In attesa del prossimo QE, meglio investire negli asset interest rate sensitive

“Da un lato abbiamo una Fed che sembra essere accondiscendente a un taglio dei tassi alla riunione del prossimo 31 luglio, dall’altro una Bce orientata a sostenere l’economia continentale, alla luce dei dati sull’industria manifatturiera peggiori delle attese e a un’inflazione ancora ben lontana dai target dell’1.7% - 2.0%". L’analisi di Andrea Scauri, gestore azionario Italia di Lemanik.

Il mercato italiano sta reagendo con un forte restringimento dello spread, elemento che ha guidato un re-rating in generale di tutto l’equity e in particolare del settore bancario

Pur lasciando inalterati i tassi, è verosimile attendersi che alla prossima riunione di settembre la Bce procederà con un taglio del tasso sui depositi accompagnato dall’introduzione del tiering e da una ripresa del quantitative easing.

Il recente supporto delle banche centrali, con le ultime dichiarazioni sia dei membri della Fed, sia del presidente della Bce, hanno sostenuto i mercati azionari globali dalla seconda metà di giugno più che compensando le attese di calo del Pil mondiale, recentemente evidenziate dalle stime del Fondo Monetario Internazionale a seguito degli effetti della guerra commerciale fra Usa e Cina.

In questo contesto, e escludendo brevi momenti di volatilità dettati da fibrillazioni politiche domestiche, il mercato italiano ha reagito con un forte restringimento dello spread, elemento che ha guidato un re-rating in generale di tutto l’equity e in particolare del settore bancario.

La componente di titoli di Stato detenuta dal settore finanziario italiano ha permesso tale re-rating. Per quanto riguarda i settori più ciclici (auto, industriali), gli investitori sembrano avere fattorizzato gli outlook di rallentamento per la seconda metà del 2019, con reazioni dei titoli positive a tagli di guidance.

Per quanto riguarda il mercato italiano, nel prossimo futuro saranno fondamentali una serie di elementi: le indicazioni di politica monetaria da parte della Bce nella prossima riunione di settembre; le indicazioni di politica monetaria da parte della Fed nella riunione del 31 luglio; l’evoluzione del tema guerra commerciale; la trimestrale degli istituti di credito, con una contrazione verosimile delle revenues e del margine di interesse, compensata da un minore costo del rischio.

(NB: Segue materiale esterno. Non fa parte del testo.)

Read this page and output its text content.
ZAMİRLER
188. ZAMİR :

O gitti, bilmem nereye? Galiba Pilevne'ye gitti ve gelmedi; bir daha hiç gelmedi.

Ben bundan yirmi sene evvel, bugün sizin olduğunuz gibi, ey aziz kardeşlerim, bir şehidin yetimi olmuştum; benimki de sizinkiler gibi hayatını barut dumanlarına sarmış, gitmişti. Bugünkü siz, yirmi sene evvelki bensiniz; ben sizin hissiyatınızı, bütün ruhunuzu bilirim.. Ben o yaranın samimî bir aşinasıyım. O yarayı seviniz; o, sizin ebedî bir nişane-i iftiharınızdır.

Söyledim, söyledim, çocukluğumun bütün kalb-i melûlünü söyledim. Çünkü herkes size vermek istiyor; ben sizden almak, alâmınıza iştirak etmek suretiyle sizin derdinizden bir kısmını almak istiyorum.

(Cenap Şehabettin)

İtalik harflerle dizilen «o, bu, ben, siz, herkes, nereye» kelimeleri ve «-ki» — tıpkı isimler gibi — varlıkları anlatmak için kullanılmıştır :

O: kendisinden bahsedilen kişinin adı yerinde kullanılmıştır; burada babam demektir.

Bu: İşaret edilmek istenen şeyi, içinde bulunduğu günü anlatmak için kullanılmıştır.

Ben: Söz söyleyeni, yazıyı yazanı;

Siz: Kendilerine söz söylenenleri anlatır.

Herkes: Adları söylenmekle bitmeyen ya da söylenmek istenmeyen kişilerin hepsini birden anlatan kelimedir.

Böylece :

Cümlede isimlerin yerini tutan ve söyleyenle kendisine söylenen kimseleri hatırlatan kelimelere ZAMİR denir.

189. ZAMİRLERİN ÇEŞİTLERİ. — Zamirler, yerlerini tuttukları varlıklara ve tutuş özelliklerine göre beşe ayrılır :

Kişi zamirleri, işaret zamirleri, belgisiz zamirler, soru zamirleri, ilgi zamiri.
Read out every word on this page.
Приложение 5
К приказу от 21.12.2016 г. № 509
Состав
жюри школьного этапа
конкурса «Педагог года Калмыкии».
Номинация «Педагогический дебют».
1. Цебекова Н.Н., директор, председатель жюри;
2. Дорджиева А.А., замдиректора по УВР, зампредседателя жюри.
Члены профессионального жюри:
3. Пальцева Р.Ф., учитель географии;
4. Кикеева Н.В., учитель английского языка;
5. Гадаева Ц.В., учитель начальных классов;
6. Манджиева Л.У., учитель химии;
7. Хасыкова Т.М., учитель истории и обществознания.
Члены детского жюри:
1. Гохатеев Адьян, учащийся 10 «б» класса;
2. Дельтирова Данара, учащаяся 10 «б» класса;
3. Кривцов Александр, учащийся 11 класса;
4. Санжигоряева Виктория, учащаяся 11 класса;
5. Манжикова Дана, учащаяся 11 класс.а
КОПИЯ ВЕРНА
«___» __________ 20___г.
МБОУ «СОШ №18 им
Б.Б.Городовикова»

In tale contesto, l’approccio sui tassi da parte della Bce potrebbe essere compensato positivamente da politiche di tiering più accomodanti. Su quest’ultimo punto è interessante notare che i maggiori benefici sarebbero per le banche europee e non italiane, considerando il fatto che il decennale italiano rende ancora l’1.5% circa.

Operativamente, ci attendiamo una fase di ritracciamento dai livelli attuali o, caso migliore, stabilizzazione nell’area 21.500 / 22.000 per quanto riguarda l’indice FTSEMIB. Gli investitori hanno ormai fattorizzato l’atteggiamento accomodante da parte delle banche centrali con il recente recupero dei mercati azionari.

In mancanza di messaggi univoci a sostegno dell’economia da parte delle banche centrali e ulteriori stop alle trattative sulla guerra commerciale (o eventuale rottura di tali trattative), la possibilità di prese di profitto sarebbe concreta e l’attenzione ritornerebbe su elementi molto più legati all’evoluzione della crescita del Pil e al rischio di taglio stime di consensus per la seconda metà dell’anno. 

“In questa fase, le asset class più interessanti sono quelle interest rate sensitive, mentre il recente rimbalzo dei ciclici, con valutazioni ancora estremamente depresse, è determinato da aspettative che il contesto macro non peggiorerà ulteriormente, elemento su cui siamo ancora piuttosto scettici. Interessante è la possibilità di sfruttare la bassa volatilità, comprando hedging attraverso put/spread sull’indice alla luce del basso costo della volatilità stessa.